Lance Dunning flipped the ash from his cigar. “Who are you?”
“I am just a plain, every-day civil engineer, but you must not talk false representations in any contract drawn under my hand.”
“I am talking facts. Whispering Smith may have rigged the joker–I don’t know. Whoever rigged it, it has been rigged all right.”
“Any charge against Whispering Smith is a charge against me. He is not here to defend himself, but he needs no defence. You have charged me already with misleading surveys. I was telephoned for this morning to come over to see why you had held up our work, and your men cover me with rifles while I am riding on a public road.”
“You have been warned, or your men have, to keep off this ranch. Your man Stevens cut our wires this morning–”
“As he had a perfect right to do on our right of way.”
“If you think so, stranger, go ahead again!”
“Oh, no! We won’t have civil war–not right away, at least. And if you and your men have threatened and browbeaten me enough for to-day, I will go.”
“Don’t set foot on the Stone Ranch again, and don’t send any men here to trespass, mark you!”

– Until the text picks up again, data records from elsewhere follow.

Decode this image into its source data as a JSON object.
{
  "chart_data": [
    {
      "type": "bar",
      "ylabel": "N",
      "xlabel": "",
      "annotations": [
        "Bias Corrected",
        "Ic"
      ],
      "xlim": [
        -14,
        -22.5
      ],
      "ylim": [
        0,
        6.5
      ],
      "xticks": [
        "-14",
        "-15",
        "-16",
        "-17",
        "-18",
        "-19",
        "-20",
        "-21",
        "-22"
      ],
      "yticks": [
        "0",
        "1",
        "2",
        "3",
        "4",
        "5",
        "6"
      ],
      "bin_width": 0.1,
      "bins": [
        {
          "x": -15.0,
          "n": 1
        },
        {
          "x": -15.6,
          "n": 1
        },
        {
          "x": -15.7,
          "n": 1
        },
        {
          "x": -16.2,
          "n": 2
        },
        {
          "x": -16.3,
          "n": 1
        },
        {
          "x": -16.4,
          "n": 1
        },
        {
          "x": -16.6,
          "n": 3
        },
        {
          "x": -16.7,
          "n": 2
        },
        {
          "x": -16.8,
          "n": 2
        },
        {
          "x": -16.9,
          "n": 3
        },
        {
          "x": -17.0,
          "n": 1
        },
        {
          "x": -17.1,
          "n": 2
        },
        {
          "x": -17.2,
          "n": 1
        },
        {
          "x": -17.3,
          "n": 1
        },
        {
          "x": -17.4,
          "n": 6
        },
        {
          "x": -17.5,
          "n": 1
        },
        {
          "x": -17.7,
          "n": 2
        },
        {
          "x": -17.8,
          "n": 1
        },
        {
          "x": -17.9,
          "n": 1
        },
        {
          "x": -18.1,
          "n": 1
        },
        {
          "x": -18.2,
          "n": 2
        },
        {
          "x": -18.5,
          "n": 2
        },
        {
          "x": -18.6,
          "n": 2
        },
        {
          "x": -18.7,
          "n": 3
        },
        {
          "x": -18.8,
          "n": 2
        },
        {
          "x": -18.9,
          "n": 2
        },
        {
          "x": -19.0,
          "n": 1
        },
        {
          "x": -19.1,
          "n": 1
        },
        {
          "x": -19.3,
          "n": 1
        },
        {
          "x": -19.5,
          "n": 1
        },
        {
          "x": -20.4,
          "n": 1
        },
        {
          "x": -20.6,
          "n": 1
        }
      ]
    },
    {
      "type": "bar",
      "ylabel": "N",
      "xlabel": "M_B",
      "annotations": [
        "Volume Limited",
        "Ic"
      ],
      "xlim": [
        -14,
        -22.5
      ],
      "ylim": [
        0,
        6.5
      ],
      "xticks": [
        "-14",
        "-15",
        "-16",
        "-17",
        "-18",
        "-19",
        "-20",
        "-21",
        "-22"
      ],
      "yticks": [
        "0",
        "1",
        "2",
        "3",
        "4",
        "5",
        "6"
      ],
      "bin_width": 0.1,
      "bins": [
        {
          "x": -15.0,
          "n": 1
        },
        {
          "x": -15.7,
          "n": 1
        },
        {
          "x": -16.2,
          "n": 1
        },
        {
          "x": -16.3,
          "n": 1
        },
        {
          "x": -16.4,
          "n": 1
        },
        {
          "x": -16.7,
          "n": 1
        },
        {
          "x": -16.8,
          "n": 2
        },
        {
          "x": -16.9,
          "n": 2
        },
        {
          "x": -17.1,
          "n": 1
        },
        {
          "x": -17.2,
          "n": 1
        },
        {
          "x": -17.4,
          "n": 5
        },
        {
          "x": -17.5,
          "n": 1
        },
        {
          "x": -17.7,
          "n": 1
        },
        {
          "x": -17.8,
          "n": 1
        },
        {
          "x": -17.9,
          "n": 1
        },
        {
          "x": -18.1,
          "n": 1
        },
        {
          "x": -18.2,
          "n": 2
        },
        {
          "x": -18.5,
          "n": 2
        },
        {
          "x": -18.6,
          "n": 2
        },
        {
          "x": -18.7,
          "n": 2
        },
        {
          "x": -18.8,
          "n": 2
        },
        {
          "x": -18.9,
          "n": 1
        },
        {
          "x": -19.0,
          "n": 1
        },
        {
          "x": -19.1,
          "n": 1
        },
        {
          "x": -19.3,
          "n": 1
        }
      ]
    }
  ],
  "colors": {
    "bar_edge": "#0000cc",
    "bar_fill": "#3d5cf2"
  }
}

“I mark you perfectly. I did not set foot willingly on your ranch to-day. I was dragged on it. Where the men are grading now, they will finish their work.”
“No, they won’t.”
“What, would you drive us off land you have already deeded?”
“The first man that cuts our wires or orders them cut where they were strung yesterday will get into trouble.”
“Then don’t string any wires on land that belongs to us, for they will certainly come down if you do.”
Lance Dunning turned in a passion. “I’ll put a bullet through you if you touch a barb of Stone Ranch wire!”
Stormy Gorman jumped forward with his hand covering the grip of his six-shooter. “Yes, damn you, and I’ll put another!”
“Cousin Lance!” Dicksie Dunning advanced swiftly into the room. “You are under our own roof, and you are wrong to talk in that way.”
Her cousin stared at her. “Dicksie, this is no place for you!”
“It is when my cousin is in danger of forgetting he is a gentleman.”
“You are interfering with what you know nothing about!” exclaimed Lance angrily.
“I know what is due to every one under this roof.”
“Will you be good enough to leave this room?”
“Not if there is to be any shooting or threats of shooting that involve my cousin.”
“Dicksie, leave the room!”
There was a hush. The cowboys dropped back. Dicksie stood motionless. She gave no sign in her manner that she heard the words, but she looked very steadily at her cousin. “You forget yourself!” was all she said.
“I am master here!”
“Also my cousin,” murmured Dicksie evenly.
“You don’t understand this matter at all!” declared Lance Dunning vehemently.
“Nothing could justify your language.”
“Do you think I am going to allow this railroad company to ruin this ranch while I am responsible here? You have no business interfering, I say!”
“I think I have.”
“These matters are not of your affair!”
“Not of my affair?” The listeners stood riveted. McCloud felt himself swallowing, and took a step backward with an effort as Dicksie advanced. Her hair, loosened by her ride, spread low upon her head. She stood in her saddle habit, with her quirt still in hand. “Any affair that may lead my cousin into shooting is my affair. I make it mine. This is my father’s roof. I neither know nor care anything about what led to this quarrel, but the quarrel is mine now. I will not allow my cousin to plunge into anything that may cost him his life or ruin it.” She turned suddenly, and her eyes fell on McCloud. “I am not willing to leave either myself or my cousin in a false position. I regret especially that Mr. McCloud should be brought into so unpleasant a scene, because he has already suffered rudeness at my own hands–”
McCloud flushed. He raised his hand slightly.
“And I am very sorry for it,” added Dicksie, before he could speak. Then, turning, she withdrew from the room.
“I am sure,” said McCloud slowly, as he spoke again to her cousin, “there need be no serious controversy over the right-of-way matter, Mr. Dunning. I certainly shall not precipitate any. Suppose you give me a chance to ride over the ground with you again and let us see whether we can’t arrive at some conclusion?”
But Lance was angry, and nursed his wrath a long time.